Mr. Williams presented several specimens of these accumulated strata, illustrative of this under formation, the inspection of which manifestly disproved the idea of the additional crystallization having been formed over or on the preceding ones.

E

GALVANOPLASTIK; or the Process of Cohering Copper into Plates, or other given forms, by means of Galvanic Action on Copper Solutions. By Dr. M. H. JACOBI, Privy Councillor to the Emperor of Russia, and Member of the Royal Academy of Sciences of St. Petersburg.*

(Continued from page 498 of vol. vii.)

VII.

We see, from the management, that, however simple the process of obtaining galvanic copper plates may appear, it requires very much attention. We shall also find, by closer inspection, and especially by practical exercise in the art, that many interruptions take place, which it becomes desirable to remove; for, in the first place, as already stated, there is a limit with reference to the saturation of the cupreous solution, the strength of the current, and even in the time in which we can obtain the deposited copper plates. The great tenacity and firmness which the copper attains by slow reduction, is certainly a desirable property, though only of a subordinate consideration where it operates as an impediment to the acceleration of the arts.

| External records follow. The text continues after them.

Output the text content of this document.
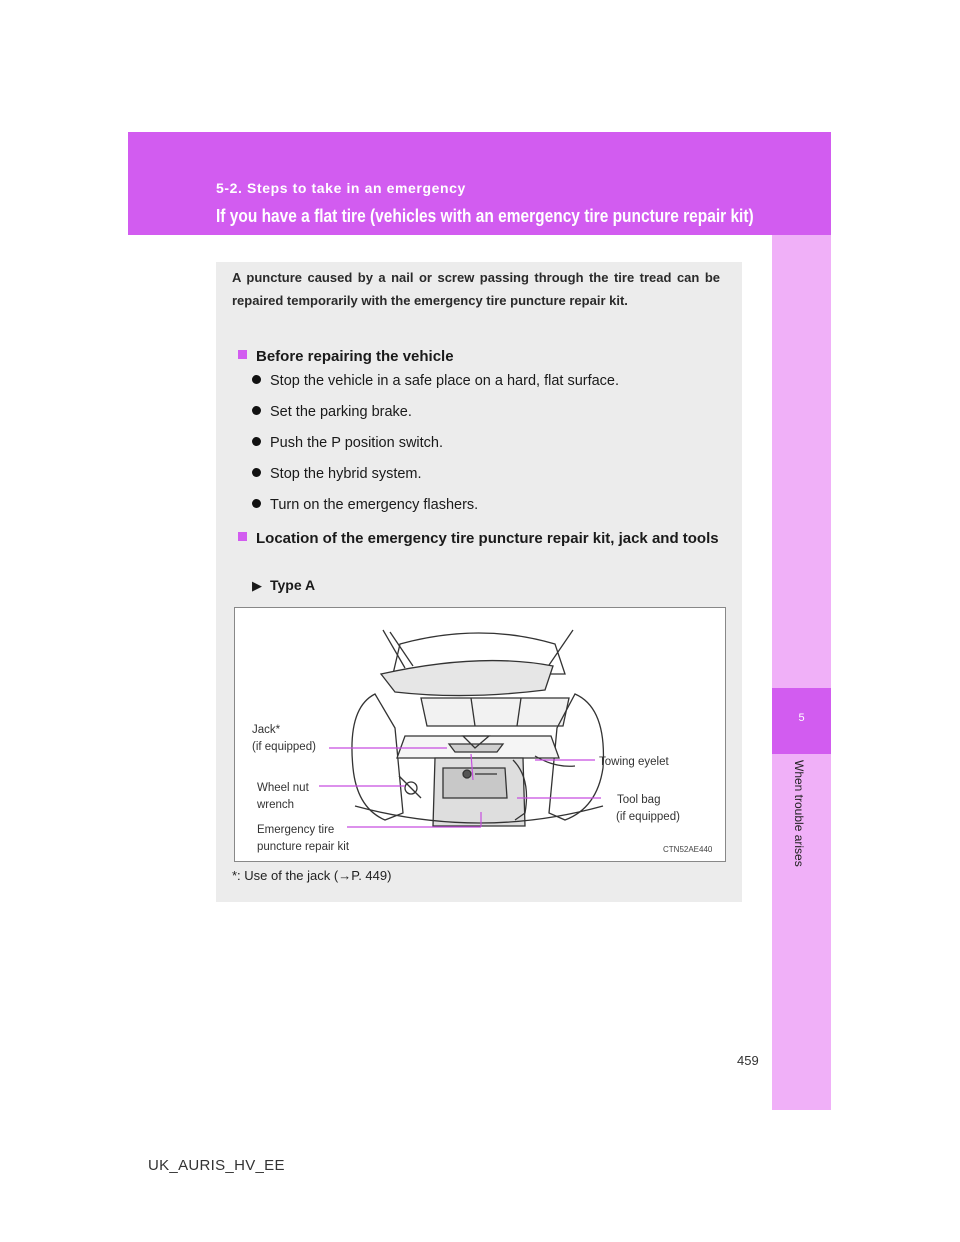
5-2. Steps to take in an emergency
If you have a flat tire (vehicles with an emergency tire puncture repair kit)
5
When trouble arises
A puncture caused by a nail or screw passing through the tire tread can be repaired temporarily with the emergency tire puncture repair kit.
Before repairing the vehicle
Stop the vehicle in a safe place on a hard, flat surface.
Set the parking brake.
Push the P position switch.
Stop the hybrid system.
Turn on the emergency flashers.
Location of the emergency tire puncture repair kit, jack and tools
▶ Type A
Jack*
(if equipped)
Towing eyelet
Wheel nut
wrench	Tool bag
(if equipped)
Emergency tire
puncture repair kit	CTN52AE440
*: Use of the jack (→P. 449)
459
UK_AURIS_HV_EE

If, by some oversight, the precipitated copper should become of a brown red, or be loose, a new layer, even from a saturated solution, will not attain the required hardness and colour. In such cases, the brown surface must be scraped off, or the whole plate be well washed over with diluted nitric acid. The most serious mischief, however, by the hitherto described method, is, that it is too much limited in its operations, both as respects configuration and magnitude of the plates produced; and, in order to obtain a constant and economical action, the zinc, and the original article to be copied, must have placed between them one of the described forms of diaphragms, which ought to keep the fluids separate, and yet keep its pores open so as to permit free circulation. When the impediments in this part of the apparatus are but trifling, they are easily removed; but when considerable, they are attended with many difficulties and inconveniences, and not easily got rid of. According to this first method, it is probable that the galvanoplastik art might have had but a very limited field of operation: at this stage, however, was the beginning of my troubles. Fortunately our success does not depend upon first efforts, nor ought we to consider that the impediments which first present themselves will eventually be of much practical consequence.

In order to comprehend upon what principle the second method depends, it will be necessary that I say a few words on the chemical action of the galvanic currents. It has already been stated, that

* Translated from the German edition.